Steven Smith conducts the first concert of NEOSonicFest, which features specials guests Verb Ballets in a piece by Geoff Peterson, "The Edmund Fitzgerald – Concerto for Piano and Strings."
About Cleveland Chamber Symphony
The Grammy Award Winning Cleveland Chamber Symphony (CCS) performs music of our time that dares to explore under the direction of Music Director Steven Smith. For more than 30 years CCS has nurtured composers, musicians and audiences through professional performances, recordings, commissions, and educational experiences. The Cleveland Chamber Symphony’s excellence has been recognized with prestigious awards including a Grammy and ASCAP John S. Edwards Awards. Throughout its existence CCS has contributed to the advancement of the art of contemporary American music and promoted the dissemination of musical works by composers of our time. CCS is a non-profit 501c organization.
About Steven Smith
This season, Steven Smith celebrates his fourth season as Music Director of the Richmond Symphony and his third season in the Lewis T. Booker Music Director Chair. He continues as Music Director of the Grammy Award-winning Cleveland Chamber Symphony and in 2013 completed a 14 year tenure as Music Director of the Santa Fe Symphony & Chorus.

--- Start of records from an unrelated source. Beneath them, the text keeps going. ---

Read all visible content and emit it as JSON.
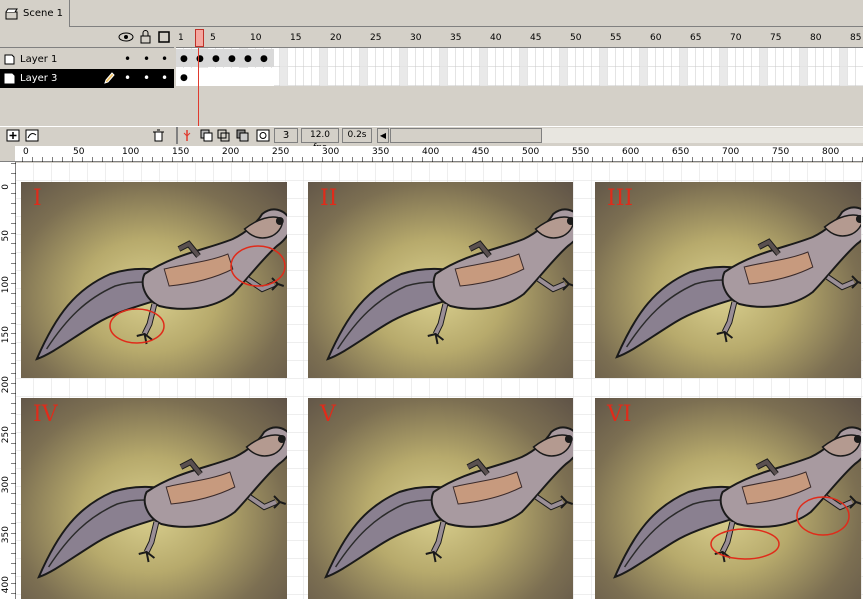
{
  "tab": {
    "scene_label": "Scene 1"
  },
  "layers": [
    {
      "name": "Layer 1",
      "selected": false
    },
    {
      "name": "Layer 3",
      "selected": true
    }
  ],
  "frame_ruler": [
    "1",
    "5",
    "10",
    "15",
    "20",
    "25",
    "30",
    "35",
    "40",
    "45",
    "50",
    "55",
    "60",
    "65",
    "70",
    "75",
    "80",
    "85"
  ],
  "status": {
    "current_frame": "3",
    "fps": "12.0 fps",
    "time": "0.2s"
  },
  "stage_ruler_top": [
    "0",
    "50",
    "100",
    "150",
    "200",
    "250",
    "300",
    "350",
    "400",
    "450",
    "500",
    "550",
    "600",
    "650",
    "700",
    "750",
    "800"
  ],
  "stage_ruler_left": [
    "0",
    "50",
    "100",
    "150",
    "200",
    "250",
    "300",
    "350",
    "400"
  ],
  "panels": [
    {
      "label": "I",
      "circles": true
    },
    {
      "label": "II",
      "circles": false
    },
    {
      "label": "III",
      "circles": false
    },
    {
      "label": "IV",
      "circles": false
    },
    {
      "label": "V",
      "circles": false
    },
    {
      "label": "VI",
      "circles": true
    }
  ],
  "colors": {
    "panel_red_label": "#e02b1a",
    "playhead": "#e03a2e",
    "layer_selected_bg": "#000000"
  }
}
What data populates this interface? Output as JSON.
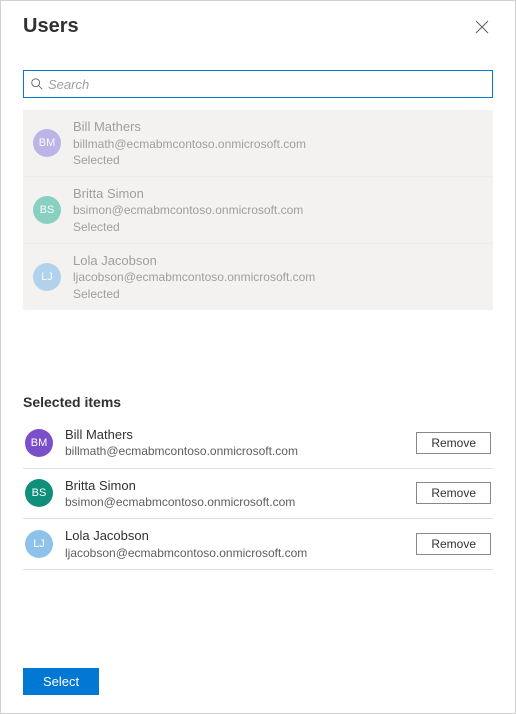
{
  "header": {
    "title": "Users"
  },
  "search": {
    "placeholder": "Search",
    "value": ""
  },
  "colors": {
    "avatar_purple": "#a093e2",
    "avatar_teal": "#4fc0a9",
    "avatar_blue": "#8fc2ea"
  },
  "results": [
    {
      "initials": "BM",
      "name": "Bill Mathers",
      "email": "billmath@ecmabmcontoso.onmicrosoft.com",
      "status": "Selected",
      "avatar_color": "#a093e2"
    },
    {
      "initials": "BS",
      "name": "Britta Simon",
      "email": "bsimon@ecmabmcontoso.onmicrosoft.com",
      "status": "Selected",
      "avatar_color": "#4fc0a9"
    },
    {
      "initials": "LJ",
      "name": "Lola Jacobson",
      "email": "ljacobson@ecmabmcontoso.onmicrosoft.com",
      "status": "Selected",
      "avatar_color": "#8fc2ea"
    }
  ],
  "selected_section": {
    "title": "Selected items",
    "remove_label": "Remove"
  },
  "selected": [
    {
      "initials": "BM",
      "name": "Bill Mathers",
      "email": "billmath@ecmabmcontoso.onmicrosoft.com",
      "avatar_color": "#7b4fc9"
    },
    {
      "initials": "BS",
      "name": "Britta Simon",
      "email": "bsimon@ecmabmcontoso.onmicrosoft.com",
      "avatar_color": "#0f8f7a"
    },
    {
      "initials": "LJ",
      "name": "Lola Jacobson",
      "email": "ljacobson@ecmabmcontoso.onmicrosoft.com",
      "avatar_color": "#8fc2ea"
    }
  ],
  "footer": {
    "select_label": "Select"
  }
}
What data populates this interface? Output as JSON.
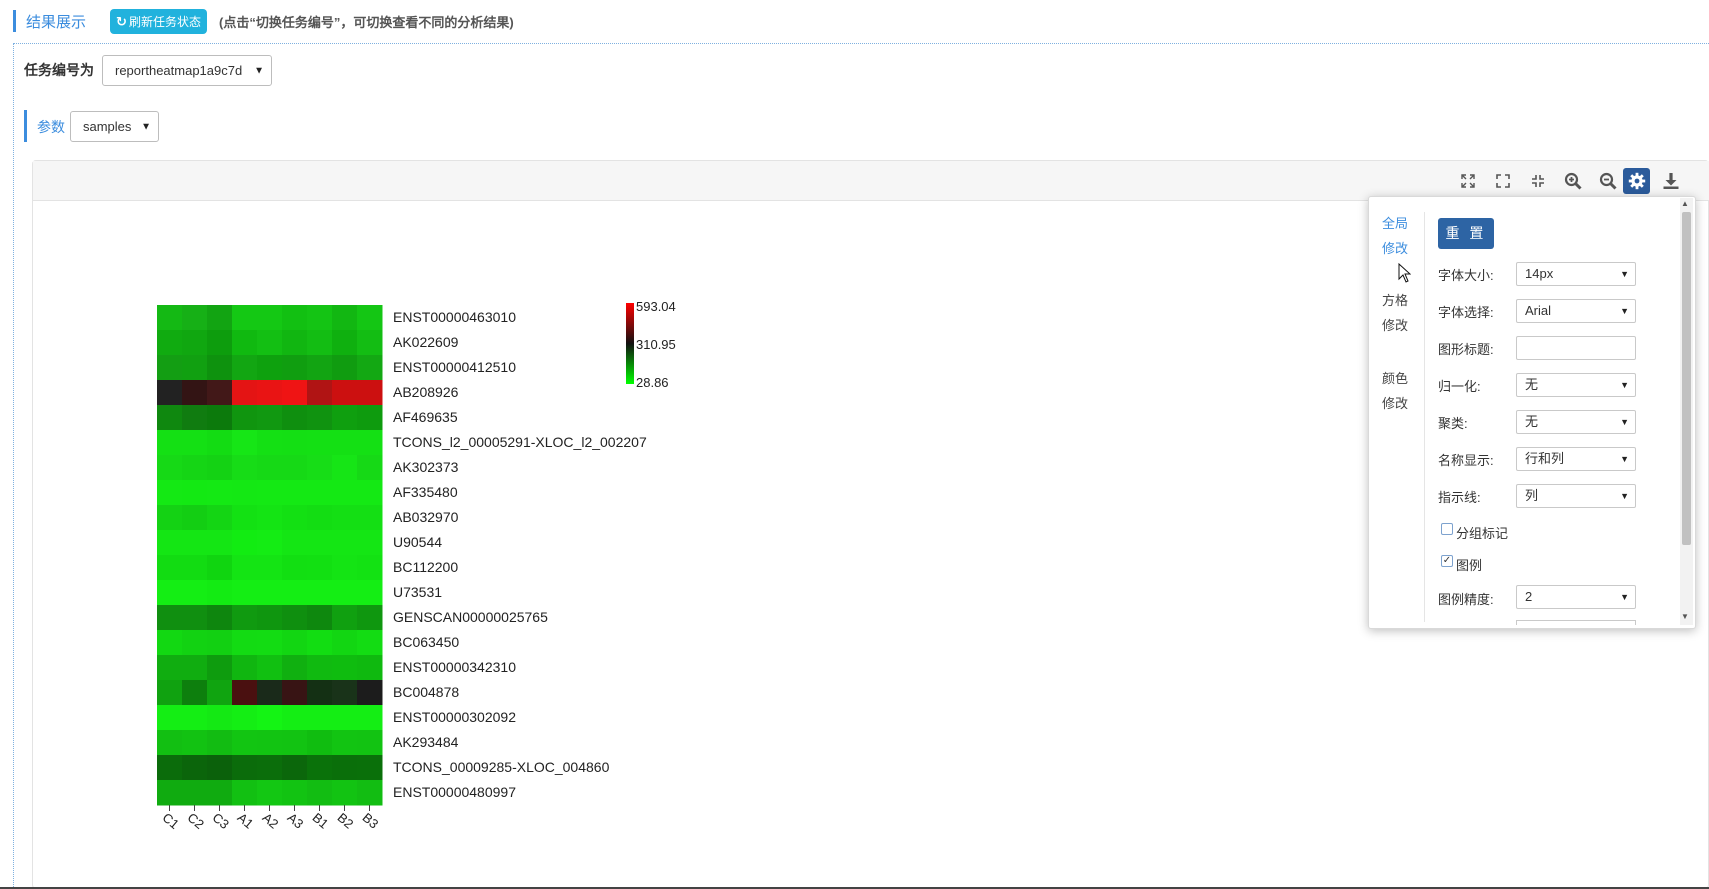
{
  "header": {
    "title": "结果展示",
    "refresh_label": "刷新任务状态",
    "hint": "(点击“切换任务编号”，可切换查看不同的分析结果)"
  },
  "task": {
    "label": "任务编号为",
    "selected": "reportheatmap1a9c7d"
  },
  "param": {
    "label": "参数",
    "selected": "samples"
  },
  "toolbar": {
    "icons": [
      "expand-width-icon",
      "fullscreen-icon",
      "shrink-icon",
      "zoom-in-icon",
      "zoom-out-icon",
      "gear-icon",
      "download-icon"
    ],
    "active": "gear-icon"
  },
  "heatmap": {
    "rows": [
      "ENST00000463010",
      "AK022609",
      "ENST00000412510",
      "AB208926",
      "AF469635",
      "TCONS_l2_00005291-XLOC_l2_002207",
      "AK302373",
      "AF335480",
      "AB032970",
      "U90544",
      "BC112200",
      "U73531",
      "GENSCAN00000025765",
      "BC063450",
      "ENST00000342310",
      "BC004878",
      "ENST00000302092",
      "AK293484",
      "TCONS_00009285-XLOC_004860",
      "ENST00000480997"
    ],
    "columns": [
      "C1",
      "C2",
      "C3",
      "A1",
      "A2",
      "A3",
      "B1",
      "B2",
      "B3"
    ],
    "colors": [
      [
        "#14b914",
        "#16b016",
        "#12a412",
        "#14c814",
        "#14c814",
        "#12c012",
        "#14c414",
        "#12b712",
        "#14c614"
      ],
      [
        "#10ab10",
        "#10a710",
        "#0d9d0d",
        "#10b910",
        "#13bf13",
        "#11b611",
        "#13bd13",
        "#0fb00f",
        "#13bd13"
      ],
      [
        "#139e13",
        "#11a011",
        "#0e920e",
        "#12a612",
        "#0ea10e",
        "#109e10",
        "#12a412",
        "#109c10",
        "#13a813"
      ],
      [
        "#222222",
        "#331414",
        "#421818",
        "#e41414",
        "#e91414",
        "#ef1414",
        "#b01414",
        "#cc1010",
        "#cc1010"
      ],
      [
        "#0f880f",
        "#107c10",
        "#0c7a0c",
        "#10950f",
        "#119811",
        "#0f8f0f",
        "#109310",
        "#0f9f0f",
        "#0e9b0e"
      ],
      [
        "#14e014",
        "#14e014",
        "#13dc13",
        "#16e616",
        "#14e014",
        "#14df14",
        "#14e014",
        "#14e014",
        "#14e014"
      ],
      [
        "#16d916",
        "#15d515",
        "#14d214",
        "#17dc17",
        "#16d916",
        "#16d916",
        "#17dd17",
        "#16e516",
        "#16d916"
      ],
      [
        "#14e914",
        "#13e913",
        "#14e914",
        "#14e814",
        "#14e914",
        "#14e914",
        "#14e914",
        "#14e914",
        "#14e914"
      ],
      [
        "#14d214",
        "#13ce13",
        "#14d514",
        "#13e113",
        "#14e414",
        "#13e013",
        "#13dd13",
        "#14df14",
        "#14df14"
      ],
      [
        "#14e614",
        "#14e614",
        "#14e614",
        "#12ec12",
        "#14ec14",
        "#14e614",
        "#14e614",
        "#14e614",
        "#14e614"
      ],
      [
        "#12dc12",
        "#12dc12",
        "#10d510",
        "#14e414",
        "#14e414",
        "#12df12",
        "#12e012",
        "#14e414",
        "#13e213"
      ],
      [
        "#14ee14",
        "#14ee14",
        "#13eb13",
        "#14ee14",
        "#14ee14",
        "#14ee14",
        "#14ee14",
        "#14ee14",
        "#14ee14"
      ],
      [
        "#108f10",
        "#108f10",
        "#0e860e",
        "#109a10",
        "#0f960f",
        "#0f8f0f",
        "#0e880e",
        "#10a010",
        "#0f970f"
      ],
      [
        "#12d812",
        "#12d212",
        "#12d012",
        "#13db13",
        "#13dc13",
        "#12d612",
        "#12dd12",
        "#12d612",
        "#13dc13"
      ],
      [
        "#10ad10",
        "#10ad10",
        "#0e9c0e",
        "#10b610",
        "#11c011",
        "#10b010",
        "#10ba10",
        "#0fbc0f",
        "#0fb90f"
      ],
      [
        "#10a210",
        "#0d7f0d",
        "#10a410",
        "#4a1010",
        "#1a2a1a",
        "#381414",
        "#143014",
        "#193319",
        "#1c1c1c"
      ],
      [
        "#14ee14",
        "#14ee14",
        "#14e914",
        "#14ee14",
        "#14f414",
        "#14ee14",
        "#14ee14",
        "#14ee14",
        "#14ee14"
      ],
      [
        "#12bf12",
        "#12c212",
        "#12bc12",
        "#12c512",
        "#12c412",
        "#12c312",
        "#10bd10",
        "#12c412",
        "#12c312"
      ],
      [
        "#0b6c0b",
        "#0b650b",
        "#0b610b",
        "#0b6c0b",
        "#0b6e0b",
        "#0b670b",
        "#0a720a",
        "#0a6f0a",
        "#0a700a"
      ],
      [
        "#10ab10",
        "#10ab10",
        "#10ab10",
        "#12c012",
        "#13c713",
        "#12c312",
        "#12bd12",
        "#12c312",
        "#12bd12"
      ]
    ]
  },
  "legend": {
    "max": "593.04",
    "mid": "310.95",
    "min": "28.86"
  },
  "settings": {
    "nav": [
      "全局修改",
      "方格修改",
      "颜色修改"
    ],
    "reset_label": "重 置",
    "font_size_label": "字体大小:",
    "font_size_value": "14px",
    "font_family_label": "字体选择:",
    "font_family_value": "Arial",
    "title_label": "图形标题:",
    "title_value": "",
    "normalize_label": "归一化:",
    "normalize_value": "无",
    "cluster_label": "聚类:",
    "cluster_value": "无",
    "name_display_label": "名称显示:",
    "name_display_value": "行和列",
    "guide_label": "指示线:",
    "guide_value": "列",
    "group_mark_label": "分组标记",
    "group_mark_checked": false,
    "legend_toggle_label": "图例",
    "legend_toggle_checked": true,
    "legend_precision_label": "图例精度:",
    "legend_precision_value": "2"
  }
}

From 1997 to 2003, Steven Smith served as the Assistant Conductor of the Cleveland Orchestra where he appeared on the subscription series at Severance Hall and Blossom Music Center. With a strong commitment to arts education, he assisted in the planning and conducting of the Cleveland Orchestra’s educational and family concerts and hosted the orchestra’s annual broadcast videoconference which won an Emmy Award in 2001. For five seasons, he also served as Music Director of the Cleveland Orchestra Youth Orchestra which performed by invitation at Carnegie Hall in 2001. From 2002-05, he was associate professor at Oberlin Conservatory, where he led both orchestral and opera performances.
In April 2013, Steven Smith made his debut with the Virginia Opera conducting their performances of Mozart's "The Marriage of Figaro." Steven Smith has appeared as guest conductor with orchestras such as San Francisco, Milwaukee, Houston, Detroit, Puerto Rico Symphony and the Aspen Music Festival. Abroad, he has performed with the Hong Kong Philharmonic, New Zealand’s Auckland Philharmonia, Taiwan’s National Symphony Orchestra and Mexico’s Orquesta Sinfónica de Xalapa. In addition, he has conducted numerous opera and orchestral performances at Indiana University and Brevard Music Center.
Steven Smith is an ASCAP award-winning composer, with commissions from the Cleveland Orchestra, Grand Rapids Symphony, Eugene Youth Symphony and solo artists. He was named Ohio Composer of the Year for 2008. A native of Toledo, Ohio, Steven Smith earned Master’s degrees from the Eastman School of Music and the Cleveland Institute of Music. He is the recipient of the CIM Alumni Association 1999 Alumni Achievement Award and the Geraldine C. and Emory M. Ford Foundation’s Conductor Career Development Grant.
About Geoffrey Peterson
His music has been performed throughout the United States, Canada, and Europe. Venues include the Curtis Institute of Music, the Cleveland Institute of Music, Ohio Wesleyan University, the University of Miami, Northwestern University, DePaul University, Pennsylvania State University, Temple University, the Philadelphia Music School Settlement, Swarthmore College, the Fleisher Art Memorial, the Cleveland Museum of Art, the Beck Center for the Arts, and the San Salvatore Church in Prague.
Recent works include: "A Mighty Handful: Symphonic Portraits of the Russian Five" for wind ensemble; "Danse Diabolique" for orchestra; "Homage to Donald Erb" performed by renowned French bassoonist Pascal Gallois at the Boyer College of Music and Dance at Temple University in 2007; "Seasons" premiered by the award-winning Cavani Quartet in 2007; "Three Haiku" commissioned by the Beck Center Children’s Choirs and premiered in Lakewood, Ohio in 2007; "The Edmund Fitzgerald," a piano concerto, premiered by the Sault Symphony in Ontario, Canada in 2005; he was awarded a grant through the American Composers Forum Community Partners program to write a cantata, "The Living Cathedral," for chorus, organ and brass quintet which premiered in 2004. He also wrote incidental music for the play "Vinegar Tom" produced at DePaul University in 2000. His "Sonata for Solo Oboe" has been performed by the principal oboists of the National Symphony, Baltimore Symphony, and the Sarasota Orchestra, and was featured at an International Double Reed Society conference.